Blake hadn’t had friends either. He’d worn slim black jeans instead of saggy pants, black boots instead of Converse sneakers. Other boys had stayed away from him and that seemed to be the way he liked it. Rebel. Loner. A misfit, like me.
But it looked to me as if Juliet was normal. Popular, even. She and all her friends were laughing about something. I wondered what was so funny. Were they being mean, laughing at someone, or was it the good kind of laughter, warm laughter? I wondered what Juliet was like, really. Did she go “awww” over puppies and kittens and lop-eared bunnies? Did she give her adoptive mom and dad a hard time? Did she dream about horses? Was she smart, a good student? Did she cuddle babies? What kind of music did she listen to?
She stuck something into one of her nostrils, some sort of gimmick—maybe from the party store?—that flashed like a tiny sapphire blue strobe. The kids laughed so hard a blond girl nearly choked on her soda.
I smiled, feeling an odd, aching pride. My daughter, clowning around? I’d never been like that.
She removed the blue flasher from her nose and placed it into one of her ears, then stood up to stick it into her navel. She posed like a fashion model. Perhaps some ribald things were said. Juliet grinned at one of the boys, put the tip of her thumb to her teeth, and gestured subtly with her fingers. The boy slumped in his seat amid howling and hooting. Whatever the exchange of insults had been, apparently Juliet had won.
I tried not to beam too obviously. My daughter.
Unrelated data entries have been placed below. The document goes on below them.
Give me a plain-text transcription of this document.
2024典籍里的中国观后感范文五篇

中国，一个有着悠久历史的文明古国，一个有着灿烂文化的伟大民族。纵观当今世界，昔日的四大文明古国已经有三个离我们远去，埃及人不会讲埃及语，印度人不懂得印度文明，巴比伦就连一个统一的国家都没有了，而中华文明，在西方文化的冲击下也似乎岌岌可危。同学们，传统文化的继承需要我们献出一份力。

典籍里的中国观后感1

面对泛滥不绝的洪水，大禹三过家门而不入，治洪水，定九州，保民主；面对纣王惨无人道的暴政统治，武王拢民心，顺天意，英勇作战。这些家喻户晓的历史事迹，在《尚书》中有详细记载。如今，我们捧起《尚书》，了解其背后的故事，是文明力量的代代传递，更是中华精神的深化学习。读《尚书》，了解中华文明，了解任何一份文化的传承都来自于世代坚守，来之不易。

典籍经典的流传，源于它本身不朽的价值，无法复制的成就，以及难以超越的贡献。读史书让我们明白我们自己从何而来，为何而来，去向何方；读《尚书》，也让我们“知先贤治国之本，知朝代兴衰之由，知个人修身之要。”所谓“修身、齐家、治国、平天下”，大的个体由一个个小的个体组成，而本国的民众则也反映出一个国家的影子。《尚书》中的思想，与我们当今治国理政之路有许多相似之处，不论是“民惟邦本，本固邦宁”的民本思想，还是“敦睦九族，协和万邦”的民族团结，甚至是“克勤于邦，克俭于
Juliet looked at her wristwatch, removed the sapphire strobe from her navel, exchanged a couple of good-bye hugs with her girlfriends, and walked away while the others stayed where they were. Juliet had to go somewhere, evidently. I wondered where. Some sort of lesson? Flute? Gymnastics? Voice? Had she inherited my love of singing harmony?
At a distance, I followed her out of the main mall entrance to the front lot where everybody parked; the back lot got used only at Christmastime. Standing on the mall apron, in the shadow of one of the pink concrete pillars holding up the portico, I watched as Juliet walked into the sunshine. Sashayed, rather. Or skylarked. Always that balletic lift in her step. Sunlit, her long, dark hair shimmered almost golden as she strode toward the red and white checkerboard MINI Cooper her parents had given her.
There didn’t happen to be anyone else going or coming at the time. Not that anyone would have noticed me anyway, just another housewife waiting for her husband to bring the car around.
Wait, there was one other person out here. As Juliet strode across the parking lot, a middle-aged man limped toward her, leaning heavily on a thick wooden cane. Disabled. From his other hand, the one not gripping the cane, hung several heavily pendulous plastic shopping bags.
He spoke to Juliet, and I saw her smile and nod. She followed him to a neutral-colored van. Watching, I felt my chest swell warm, warm as she opened the side door for him. Yes, my daughter was a nice girl, yes, my daughter had a good heart, helping a handicapped man. She took the heavy plastic bags from him, turned, and leaned far into the van to place them where he wanted them.
And the man stood up straight, swung his cane like a club, and struck her with it, hard, on the back of the head. She fell into the van. He threw the cane in on top of her, shoved her dangling feet inside, and closed the sliding door with a slam. Then he walked briskly around the front of the van, climbed into the driver’s seat, started the engine, and drove away.